We may get more snow, and it'll likely get cold again. But I officially declare the end of winter. Huzzah!

In other news, the White Witch is dead, and Aslan has returned to Narnia.

I have been woefully absent here, but it was all with good purpose. I told you that the endless winter was messing with my mojo - but the peak of this cold and blustery misery coincided with a juggernaut work project that I'm wrapping up this week. I made the executive decision not to fight it - I swam a few times, I ran a few times, but mostly with a spirit of just waiting it out.

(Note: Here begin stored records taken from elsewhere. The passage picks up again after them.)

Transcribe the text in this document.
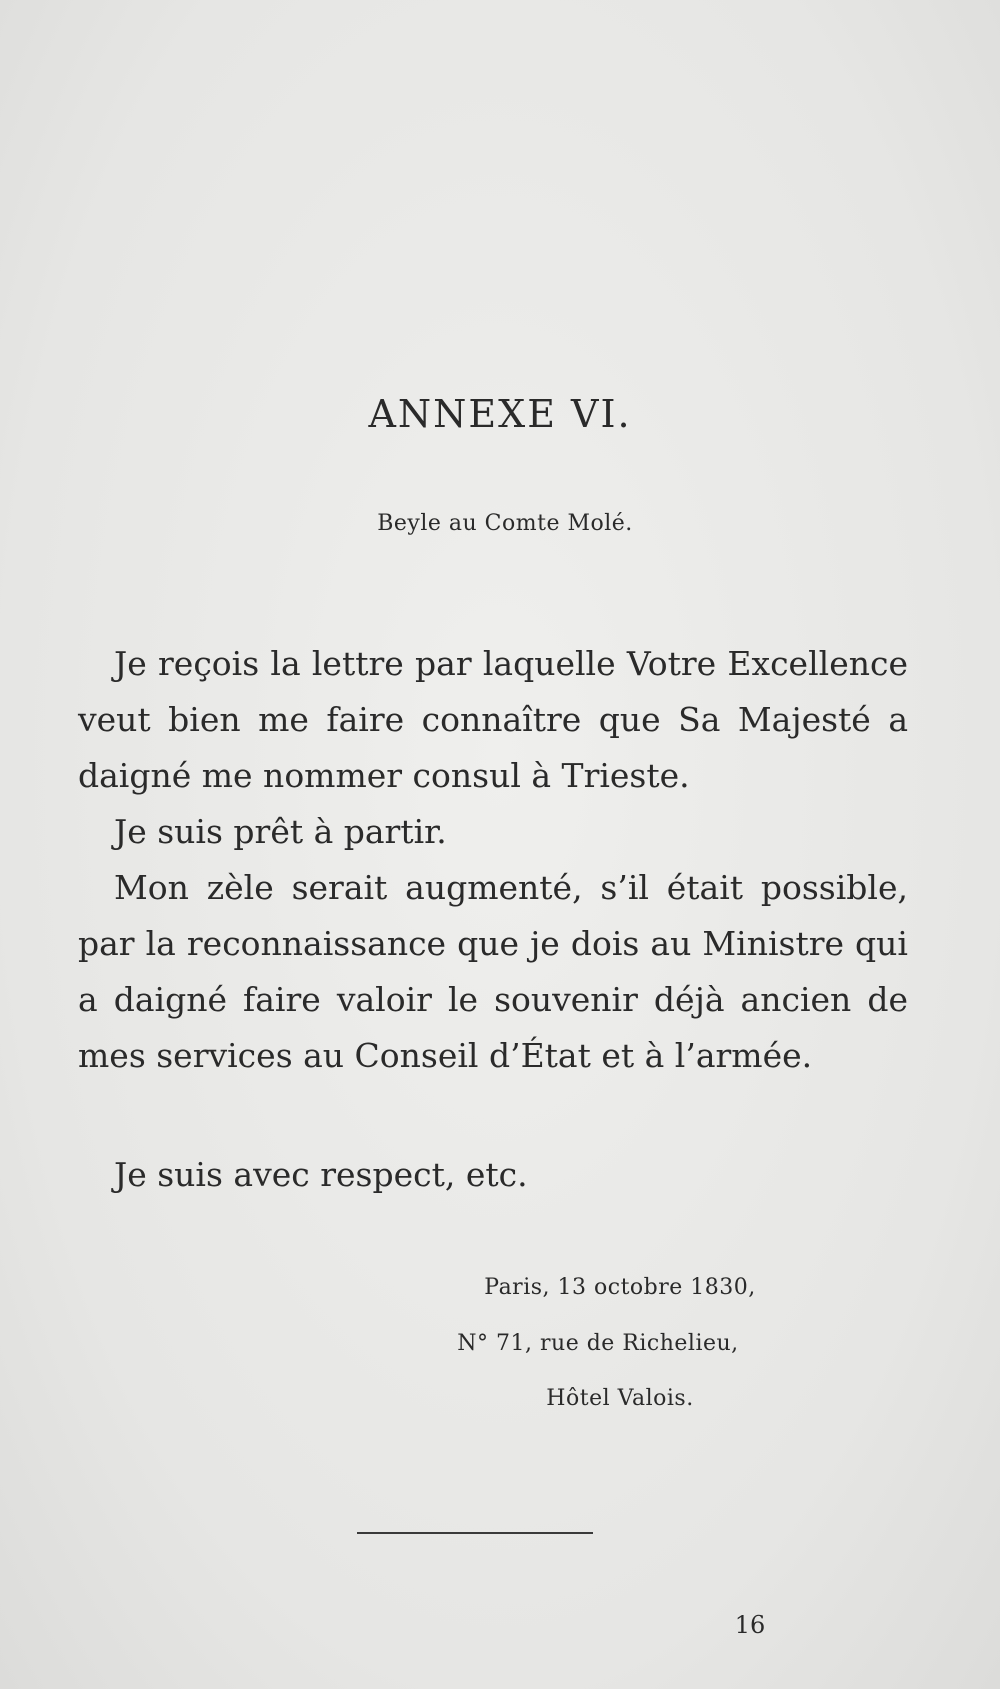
ANNEXE VI.
Beyle au Comte Molé.

Je reçois la lettre par laquelle Votre Excellence veut bien me faire connaître que Sa Majesté a daigné me nommer consul à Trieste.

Je suis prêt à partir.

Mon zèle serait augmenté, s’il était possible, par la reconnaissance que je dois au Ministre qui a daigné faire valoir le souvenir déjà ancien de mes services au Conseil d’État et à l’armée.

Je suis avec respect, etc.
Paris, 13 octobre 1830,
N° 71, rue de Richelieu,
Hôtel Valois.
16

I concentrated on work, on my family, and these other things. Kind of a proverbial rainy day, only it was snowy, and it lasted for a long damn time. But the sun is coming out at last, and the season feels upon us.

Still, the strange winter means I'm in the least-good-shape (that was a horribly worded phrase, sheesh) I think I've ever been in spring, and will have to spend probably until the end of April just in solid base training. I have to have a look at my tentative race schedule to see what that might mean - but s'okay. That's all just part of it. Working it all in.

Anyway, my girl Teach tagged, me, so I'll get to that in my next post. I'm headed to fabulous Las Vegas next week to vacation with friends, which I'm really looking forward to. It'll be time to go get some new Kayono's soon, and before you know it, me and 'Blue will be hitting the dusty trail once again. It feels good to be back.